The levels themselves are very well done: they are mostly linear, offering few chances to explore, but the outdoor arenas have more options. Another nice touch is the fact that the three campaigns tie together: you can see yourself as an Alien during the Marine campaigns: that's cool. As the Alien, you progress from a facehugger, finding a viable host, to a chestburster, to a full grown adult: that's cool. It's also cool that the developers didn't wussy up and shy away from the Mature rating; this is a game based on a couple of rated R movies. The bad aspect of the game is the heavy amount of scripting used: the enemies will always appear from the same locations in the same numbers every time. This makes replaying the same level after you've died much less surprising and repetitious. Despite this, Aliens vs. Predator 2 is still loads of fun and a blast to play.
Aliens vs. Predator 2 uses the Lithtech engine for rendering graphics, used in No One Lives Forever. Now, the Lithtech engine isn't the most beautiful graphics engine around (see Quake III), but it certainly does a good job here depicting the dark and moody levels for the game. The detail of the people, places, and things is very good, and the beheading sequence is especially convincing. You'll easily recognize the exotic species during the game, which are pretty well detailed.

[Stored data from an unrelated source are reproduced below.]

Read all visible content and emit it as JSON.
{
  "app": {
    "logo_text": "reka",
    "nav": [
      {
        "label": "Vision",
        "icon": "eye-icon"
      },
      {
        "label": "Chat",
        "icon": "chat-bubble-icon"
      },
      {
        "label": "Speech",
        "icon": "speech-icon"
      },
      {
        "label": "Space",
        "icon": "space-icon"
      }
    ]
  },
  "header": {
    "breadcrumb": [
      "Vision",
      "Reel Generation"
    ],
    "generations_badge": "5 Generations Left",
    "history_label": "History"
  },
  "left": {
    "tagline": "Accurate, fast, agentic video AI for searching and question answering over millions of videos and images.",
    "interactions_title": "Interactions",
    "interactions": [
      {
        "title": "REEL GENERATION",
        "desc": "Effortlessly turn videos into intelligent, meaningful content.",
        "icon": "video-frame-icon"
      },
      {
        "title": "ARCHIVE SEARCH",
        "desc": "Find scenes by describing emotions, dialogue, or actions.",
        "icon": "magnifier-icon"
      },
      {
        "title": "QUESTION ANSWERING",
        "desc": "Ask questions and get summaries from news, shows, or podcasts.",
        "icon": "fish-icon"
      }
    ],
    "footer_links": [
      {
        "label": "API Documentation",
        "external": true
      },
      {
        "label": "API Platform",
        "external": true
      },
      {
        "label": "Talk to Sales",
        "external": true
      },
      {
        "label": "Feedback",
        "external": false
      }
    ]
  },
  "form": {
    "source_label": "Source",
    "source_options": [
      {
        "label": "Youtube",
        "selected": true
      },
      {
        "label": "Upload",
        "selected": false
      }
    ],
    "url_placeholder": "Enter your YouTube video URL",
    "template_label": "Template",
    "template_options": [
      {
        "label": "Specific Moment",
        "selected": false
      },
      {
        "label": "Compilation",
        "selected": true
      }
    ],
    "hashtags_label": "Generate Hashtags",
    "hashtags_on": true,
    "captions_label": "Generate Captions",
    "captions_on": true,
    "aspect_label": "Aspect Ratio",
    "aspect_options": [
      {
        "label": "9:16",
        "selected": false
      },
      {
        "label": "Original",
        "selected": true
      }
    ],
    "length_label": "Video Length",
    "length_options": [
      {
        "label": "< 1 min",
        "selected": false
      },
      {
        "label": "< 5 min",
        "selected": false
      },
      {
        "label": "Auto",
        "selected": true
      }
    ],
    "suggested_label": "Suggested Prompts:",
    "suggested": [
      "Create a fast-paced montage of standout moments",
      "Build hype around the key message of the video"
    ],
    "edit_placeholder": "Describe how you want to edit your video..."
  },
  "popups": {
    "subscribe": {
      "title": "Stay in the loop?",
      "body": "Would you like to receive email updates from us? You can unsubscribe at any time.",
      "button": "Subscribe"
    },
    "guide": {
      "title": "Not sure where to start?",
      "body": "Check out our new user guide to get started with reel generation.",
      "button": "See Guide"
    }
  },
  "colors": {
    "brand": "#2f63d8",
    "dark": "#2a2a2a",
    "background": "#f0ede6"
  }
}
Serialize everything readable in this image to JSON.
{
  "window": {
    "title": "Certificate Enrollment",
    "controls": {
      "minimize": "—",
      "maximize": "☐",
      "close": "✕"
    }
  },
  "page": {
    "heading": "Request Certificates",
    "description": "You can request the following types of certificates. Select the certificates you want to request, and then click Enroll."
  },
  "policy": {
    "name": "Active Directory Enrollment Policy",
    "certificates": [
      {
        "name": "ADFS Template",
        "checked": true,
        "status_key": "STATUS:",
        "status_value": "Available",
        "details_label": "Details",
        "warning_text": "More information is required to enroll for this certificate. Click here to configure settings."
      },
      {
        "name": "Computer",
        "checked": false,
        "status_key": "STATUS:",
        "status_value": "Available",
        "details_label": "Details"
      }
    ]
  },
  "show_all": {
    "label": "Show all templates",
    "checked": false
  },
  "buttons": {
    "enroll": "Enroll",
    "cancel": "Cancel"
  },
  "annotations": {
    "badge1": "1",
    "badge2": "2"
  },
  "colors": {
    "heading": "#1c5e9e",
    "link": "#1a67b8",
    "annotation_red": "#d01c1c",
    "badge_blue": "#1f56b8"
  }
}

The people at Monolith did a wonderful job in warping the Lithtech engine to show convincing levels. The story itself forwarded by the way of cutscenes, which conveys the movie atmosphere of the game. All told, the graphics in Aliens vs. Predator can compete with most game on the et, and look very well done and professional.
Aliens vs. Predator 2 builds upon the foundation laid by its predecessor, and ends up being one of the better first "person" shooters around. Varied gameplay stems from the inclusion of three distinctly different species, and this keeps the game fresh: if you get tired of being a Predator, just switch over to another campaign. The graphics and sound are first-rate, and the multiplayer has some innovative modes of play. Aliens vs. Predator 2 is one of my favorite shooters, and I routinely come back to play some more of the game. Anyone who is a fan of shooters or the movies (or both) should not be disappointed by this juicy offering.